Osteotomy refers to a procedure that reshapes a bone by dividing and shifting it into better alignment. Pelvic osteotomy is used to treat hip dysplasia.
There are several different types of pelvic osteotomy; your surgeon will determine which is right for you depending on the shape of the joint socket.
Osteotomy on the socket side of the hip is called “acetabular osteotomy.” When it is performed on the ball side of the hip, it is called “femoral osteotomy.”
Sometimes, osteotomy is recommended on both the socket and the ball side of the hip.
Peri-acetabular osteotomy (PAO) is the most common procedure performed in adolescents and adults for hip dysplasia after maturity.
Surgery involves cutting the pelvis around the hip joint and then shifting the hip into a better position. The hip is then held in place with screws until the bone heals, after which the screws can be removed (though this step is not usually necessary).
Types of pelvic osteotomy include:
- Dega and Pemberton Osteotomies – Hinges the socket down over the head of the femur (thighbone) when the socket is too wide and too shallow. Can help restore the worn-down area of a shallow socket.
- Salter (Innominate) Osteotomy – Performed when the socket doesn’t sit on top of the ball at the top of the hip joint. The pelvic bone is cut with a saw, and the entire socket is rotated into a better position on top of the femoral head after the hip is reduced into the socket.
- Double or Triple Innominate Osteotomy – Performed on older children or pre-adolescents when the pelvic growth plate is still open (meaning it is still growing) in order to reorient the socket.
- PAO or Bernese/Ganz pelvic Osteotomy – Performed after skeletal maturity to reorient the shallow socket to improve the stability and coverage of the hip joint.
Types of femoral osteotomy include:
- Varus Osteotomy – Done when the upper end of the femur needs to be tipped so the ball points deeper into the socket. Often, the thigh bone will need to be shortened to reduce the risk of re-dislocation and risk of damage to the growth centers of the hip.
- Valgus Osteotomy – Corrects congenital deformity of the femur to improve weight-bearing or to reorient the weight-bearing surfaces away from damaged cartilage.
- Flexion or Extension Osteotomy – Corrects deformities caused by abnormal growth or slippage of the epiphysis. Also performed to reorient the weight-bearing surface away from damaged cartilage and dead bone, such as osteonecrosis.
- Combined Osteotomy – More commonly performed in children older than 18 months. A bigger procedure, but corrects all elements of hip dysplasia through surgery. However, this procedure should not be the first choice when less-invasive methods are available.

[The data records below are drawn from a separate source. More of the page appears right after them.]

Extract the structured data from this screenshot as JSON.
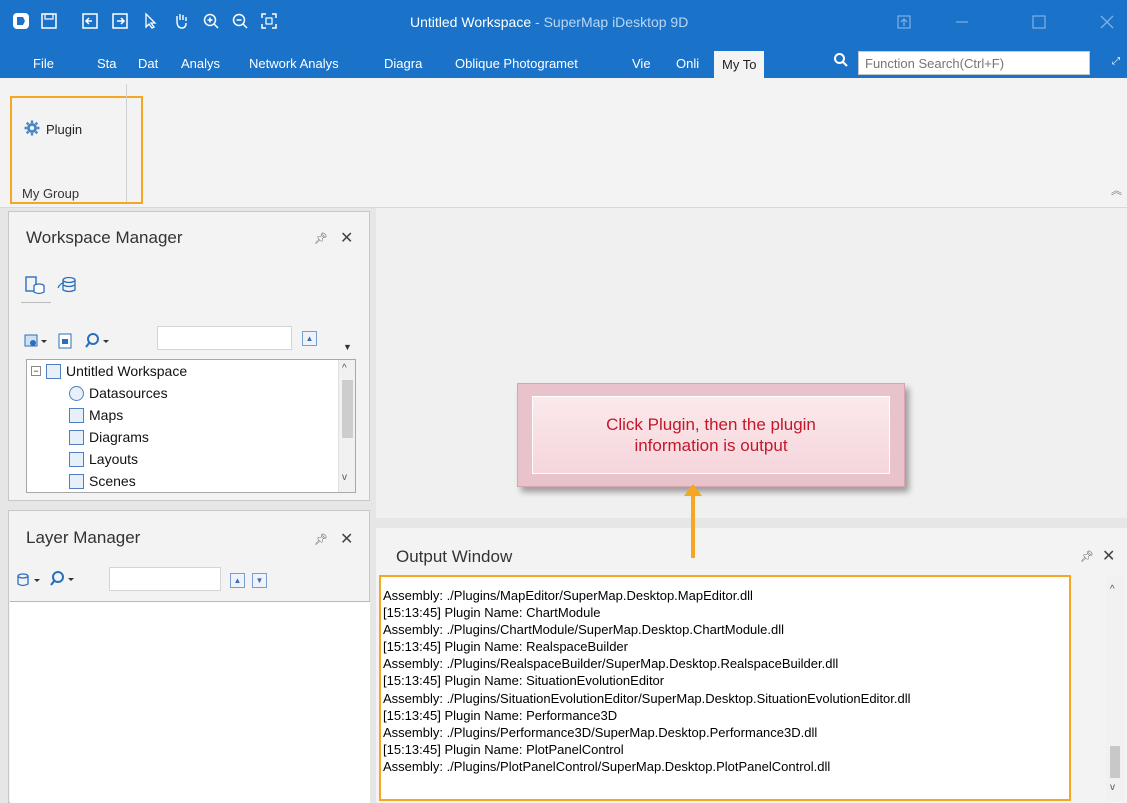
{
  "window": {
    "title_doc": "Untitled Workspace",
    "title_app": " - SuperMap iDesktop 9D"
  },
  "ribbon": {
    "tabs": [
      "File",
      "Sta",
      "Dat",
      "Analys",
      "Network Analys",
      "Diagra",
      "Oblique Photogramet",
      "Vie",
      "Onli",
      "My To"
    ],
    "active_tab_index": 9,
    "search_placeholder": "Function Search(Ctrl+F)",
    "group": {
      "button_label": "Plugin",
      "group_label": "My Group"
    }
  },
  "workspace_manager": {
    "title": "Workspace Manager",
    "tree": [
      {
        "label": "Untitled Workspace",
        "level": 0
      },
      {
        "label": "Datasources",
        "level": 1
      },
      {
        "label": "Maps",
        "level": 1
      },
      {
        "label": "Diagrams",
        "level": 1
      },
      {
        "label": "Layouts",
        "level": 1
      },
      {
        "label": "Scenes",
        "level": 1
      }
    ]
  },
  "layer_manager": {
    "title": "Layer Manager"
  },
  "output_window": {
    "title": "Output Window",
    "lines": [
      "Assembly: ./Plugins/MapEditor/SuperMap.Desktop.MapEditor.dll",
      "[15:13:45] Plugin Name: ChartModule",
      "Assembly: ./Plugins/ChartModule/SuperMap.Desktop.ChartModule.dll",
      "[15:13:45] Plugin Name: RealspaceBuilder",
      "Assembly: ./Plugins/RealspaceBuilder/SuperMap.Desktop.RealspaceBuilder.dll",
      "[15:13:45] Plugin Name: SituationEvolutionEditor",
      "Assembly: ./Plugins/SituationEvolutionEditor/SuperMap.Desktop.SituationEvolutionEditor.dll",
      "[15:13:45] Plugin Name: Performance3D",
      "Assembly: ./Plugins/Performance3D/SuperMap.Desktop.Performance3D.dll",
      "[15:13:45] Plugin Name: PlotPanelControl",
      "Assembly: ./Plugins/PlotPanelControl/SuperMap.Desktop.PlotPanelControl.dll"
    ]
  },
  "callout": {
    "text": "Click Plugin, then the plugin information is output"
  },
  "colors": {
    "title_bar": "#1a73c9",
    "highlight": "#f5a623",
    "callout_text": "#c4172b"
  },
  "icons": [
    "app-logo-icon",
    "save-icon",
    "open-icon",
    "export-icon",
    "select-arrow-icon",
    "pan-hand-icon",
    "zoom-in-icon",
    "zoom-out-icon",
    "full-extent-icon",
    "restore-icon",
    "minimize-icon",
    "maximize-icon",
    "close-icon",
    "search-icon",
    "gear-icon",
    "pin-icon"
  ]
}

Due to the complexity of this operation, osteotomy is usually performed in medical centers that specialize in this procedure and perform it on a regular basis.
Risks and Complications
- Blood loss requiring transfusion.
- Growth disturbance leading to leg length difference or recurrent deformity in children.
- Blood clots in the veins of the calf or thigh in adults.
- Incomplete healing of the bone or nonunion of bone.
- Nerve injury leading to numbness, weakness, or paralysis.
- Heterotopic bone formation or contracture about the joint.
- Continued cartilage degeneration and future arthrosis requiring more surgery or joint replacement surgery.